Possíveis impactos se o marco fosse aceito
Se o STF tivesse validado a tese, comunidades poderiam ser removidas das áreas atuais ao não comprovarem ocupação na data constitucional. Demarcações em curso seriam paralisadas e terras passíveis de proteção poderiam ser privatizadas, atendendo a interesses do setor rural.
Como o tema chegou ao STF
- 2013 – O Tribunal Regional Federal da 4ª Região (TRF-4) aplicou o marco temporal ao conceder reintegração de posse ao Instituto do Meio Ambiente de Santa Catarina em área da Terra Indígena Ibirama LaKlãnõ.
- 26 de agosto de 2021 – O STF iniciou julgamento de recurso da Funai contra a decisão do TRF-4.

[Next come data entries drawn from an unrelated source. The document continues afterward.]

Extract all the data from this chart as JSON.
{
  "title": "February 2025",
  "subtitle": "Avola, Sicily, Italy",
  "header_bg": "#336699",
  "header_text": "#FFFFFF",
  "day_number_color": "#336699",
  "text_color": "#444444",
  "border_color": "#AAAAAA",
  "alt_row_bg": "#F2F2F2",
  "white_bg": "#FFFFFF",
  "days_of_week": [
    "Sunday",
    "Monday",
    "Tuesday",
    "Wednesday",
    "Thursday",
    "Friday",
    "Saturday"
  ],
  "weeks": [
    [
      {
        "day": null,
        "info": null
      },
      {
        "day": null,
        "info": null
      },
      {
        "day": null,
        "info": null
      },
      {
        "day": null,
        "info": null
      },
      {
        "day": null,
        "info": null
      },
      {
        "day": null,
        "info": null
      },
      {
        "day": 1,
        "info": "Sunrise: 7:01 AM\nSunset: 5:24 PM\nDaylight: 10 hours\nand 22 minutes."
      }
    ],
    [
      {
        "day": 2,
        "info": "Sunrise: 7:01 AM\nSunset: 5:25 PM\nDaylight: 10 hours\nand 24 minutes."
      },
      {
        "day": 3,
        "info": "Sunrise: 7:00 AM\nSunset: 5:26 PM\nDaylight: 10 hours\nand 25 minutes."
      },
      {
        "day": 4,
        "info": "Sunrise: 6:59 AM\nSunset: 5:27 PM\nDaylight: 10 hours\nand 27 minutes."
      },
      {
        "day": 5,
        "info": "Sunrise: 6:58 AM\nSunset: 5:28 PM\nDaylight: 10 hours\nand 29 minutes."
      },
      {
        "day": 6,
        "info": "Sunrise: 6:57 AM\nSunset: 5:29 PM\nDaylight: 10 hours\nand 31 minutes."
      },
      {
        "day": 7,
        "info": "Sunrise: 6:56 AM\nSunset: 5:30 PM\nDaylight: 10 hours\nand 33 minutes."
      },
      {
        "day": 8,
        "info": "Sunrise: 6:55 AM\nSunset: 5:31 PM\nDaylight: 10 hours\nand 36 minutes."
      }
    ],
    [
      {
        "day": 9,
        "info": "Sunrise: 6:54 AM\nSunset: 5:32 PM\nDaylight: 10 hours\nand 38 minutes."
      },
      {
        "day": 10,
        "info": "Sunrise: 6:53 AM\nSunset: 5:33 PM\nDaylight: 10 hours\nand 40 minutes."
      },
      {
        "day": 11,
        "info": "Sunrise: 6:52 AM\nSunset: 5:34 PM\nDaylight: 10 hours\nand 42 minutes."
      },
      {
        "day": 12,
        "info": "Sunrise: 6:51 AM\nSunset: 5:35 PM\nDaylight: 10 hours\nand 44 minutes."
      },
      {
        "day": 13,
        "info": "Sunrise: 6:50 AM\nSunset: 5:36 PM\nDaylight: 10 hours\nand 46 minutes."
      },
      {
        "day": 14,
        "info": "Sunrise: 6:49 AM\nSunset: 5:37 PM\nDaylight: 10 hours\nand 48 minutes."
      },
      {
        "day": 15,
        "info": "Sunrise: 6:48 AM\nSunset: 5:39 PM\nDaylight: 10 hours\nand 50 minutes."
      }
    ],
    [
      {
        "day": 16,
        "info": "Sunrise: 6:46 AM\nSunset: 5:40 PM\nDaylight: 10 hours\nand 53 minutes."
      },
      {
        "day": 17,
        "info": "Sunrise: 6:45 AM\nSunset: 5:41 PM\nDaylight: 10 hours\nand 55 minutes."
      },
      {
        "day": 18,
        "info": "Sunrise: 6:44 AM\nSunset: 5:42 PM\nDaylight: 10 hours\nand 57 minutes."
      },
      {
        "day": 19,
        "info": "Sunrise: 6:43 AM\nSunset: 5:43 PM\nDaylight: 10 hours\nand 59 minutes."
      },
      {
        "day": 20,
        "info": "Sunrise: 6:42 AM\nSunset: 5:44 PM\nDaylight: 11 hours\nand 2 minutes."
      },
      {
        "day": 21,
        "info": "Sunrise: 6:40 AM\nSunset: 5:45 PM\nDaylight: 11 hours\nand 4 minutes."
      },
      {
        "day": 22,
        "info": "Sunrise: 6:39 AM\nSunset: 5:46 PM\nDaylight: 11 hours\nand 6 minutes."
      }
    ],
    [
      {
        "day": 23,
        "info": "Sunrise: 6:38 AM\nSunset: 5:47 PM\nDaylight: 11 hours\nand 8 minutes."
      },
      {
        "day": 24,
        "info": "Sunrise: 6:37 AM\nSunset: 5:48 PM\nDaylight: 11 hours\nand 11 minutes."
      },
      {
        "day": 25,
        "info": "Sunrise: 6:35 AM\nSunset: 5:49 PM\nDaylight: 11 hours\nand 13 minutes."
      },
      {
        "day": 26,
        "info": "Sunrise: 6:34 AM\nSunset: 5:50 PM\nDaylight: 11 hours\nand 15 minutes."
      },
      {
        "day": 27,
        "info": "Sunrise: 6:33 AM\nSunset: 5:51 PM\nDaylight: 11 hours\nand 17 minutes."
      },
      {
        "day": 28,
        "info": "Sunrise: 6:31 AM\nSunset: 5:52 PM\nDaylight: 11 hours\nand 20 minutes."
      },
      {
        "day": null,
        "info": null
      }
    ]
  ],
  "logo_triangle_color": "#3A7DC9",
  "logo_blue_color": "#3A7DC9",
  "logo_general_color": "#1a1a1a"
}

- 20 de setembro de 2023 – A Corte concluiu o julgamento e rejeitou a tese.
Ao final da sessão, Tucun Gakran, liderança do povo Xokleng, declarou que o resultado representa “a maior vitória dos indígenas desde que o não indígena tomou suas terras”.
Voto dos ministros
Contra o marco temporal: Edson Fachin (relator), Alexandre de Moraes, Cristiano Zanin, Luís Roberto Barroso, Dias Toffoli, Luiz Fux, Cármen Lúcia, Gilmar Mendes e Rosa Weber.
A favor do marco temporal: Nunes Marques e André Mendonça.

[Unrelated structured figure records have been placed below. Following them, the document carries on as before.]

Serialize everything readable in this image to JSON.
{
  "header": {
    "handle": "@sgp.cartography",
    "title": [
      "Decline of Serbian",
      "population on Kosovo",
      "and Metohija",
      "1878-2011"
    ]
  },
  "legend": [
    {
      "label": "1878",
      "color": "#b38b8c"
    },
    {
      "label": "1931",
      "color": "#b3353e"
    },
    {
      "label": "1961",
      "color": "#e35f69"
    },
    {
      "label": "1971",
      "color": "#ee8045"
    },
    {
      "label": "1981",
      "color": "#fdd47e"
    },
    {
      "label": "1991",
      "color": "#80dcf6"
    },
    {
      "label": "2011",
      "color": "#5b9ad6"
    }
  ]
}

Imagem: CARLOS ALVES MOURA via g1.globo.com
Situação no Congresso
Paralelamente, o PL 490/2007 busca transformar o marco temporal em lei. O texto, que altera o Estatuto do Índio, prevê:
- Direito às terras apenas para povos que as ocupavam em 5 de outubro de 1988;
- Possibilidade de contratos de cooperação econômica entre indígenas e não indígenas;
- Abertura para contato com povos isolados em ações de “utilidade pública”.
A proposta já foi aprovada pela Câmara em 30 de maio de 2023 (283 votos a 155) e, no Senado, teve votação na Comissão de Constituição e Justiça adiada para 27 de setembro, após pedido de vista coletivo.
Com a decisão do STF, processos de demarcação voltam a considerar a ocupação tradicional dos povos indígenas sem limite temporal, reforçando o direito originário garantido pela Constituição de 1988.